Thursday, 17 November 2011 15:44 by Info@YesVirginia.org
Blacksburg Virginia Named Bloomberg Businessweek's #1 Best Place in the U.S. to Raise Kids

Best known as the college town surrounding Virginia Tech, Blacksburg is making a name for itself as a family-friendly community after receiving top scores on a number of factors parents consider when deciding where to live. “Excellent schools, combined with an affordable cost of living, relatively low crime, and plentiful amenities lifted Blacksburg to first place in Businessweek.com’s sixth nationwide ranking of best places in each state in the U.S. to raise kids,” according to Bloomberg Businessweek.

Blacksburg offers residents a high quality of life with a multitude of recreational activities. Located between the Blue Ridge and Alleghany Mountains, the town provides easy access to the Appalachian Trail and the George Washington and Jefferson National Forests. In addition to an aquatic and community center, Blacksburg maintains more than 400 acres of parkland which houses public playgrounds, sports fields and miles of walking and biking trails.

It is no surprise that the top city to raise children has an excellent educational system, with schools that score well above average on standardized tests. The community is home to seven public schools – from elementary through high school – as well as several private schools, day-care facilities and preschools. As for higher education, Virginia Tech was ranked 28th in U.S. News & World Report’s Top Public National Universities list and its College of Engineering was ranked 15th in the nation.

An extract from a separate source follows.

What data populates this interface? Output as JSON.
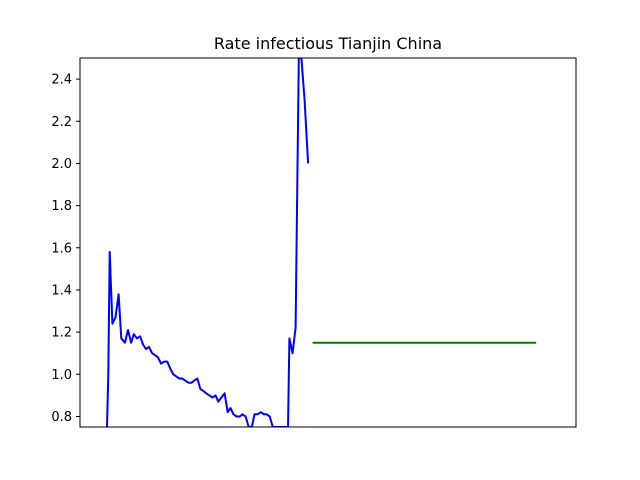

With more than 100 centers and institutes performing research, Virginia Tech graduates enter the workforce armed with real world, problem-solving experience. 

The Blacksburg workforce is highly educated, with two-thirds of residents above the age of 25 holding a bachelor’s degree or higher and 40 percent holding a graduate or professional degree. This type of educated workforce combined with the research capabilities of Virginia Tech is a huge draw for companies. The Virginia Tech Corporate Research Center is home to more than 140 high-tech companies and research centers and Blacksburg Industrial Park is one of several industrial and research business parks housing numerous high-tech and manufacturing companies. In fact, Blacksburg had three companies make Inc. Magazine’s 2011 500|5000 list of the fasting growing U.S. companies.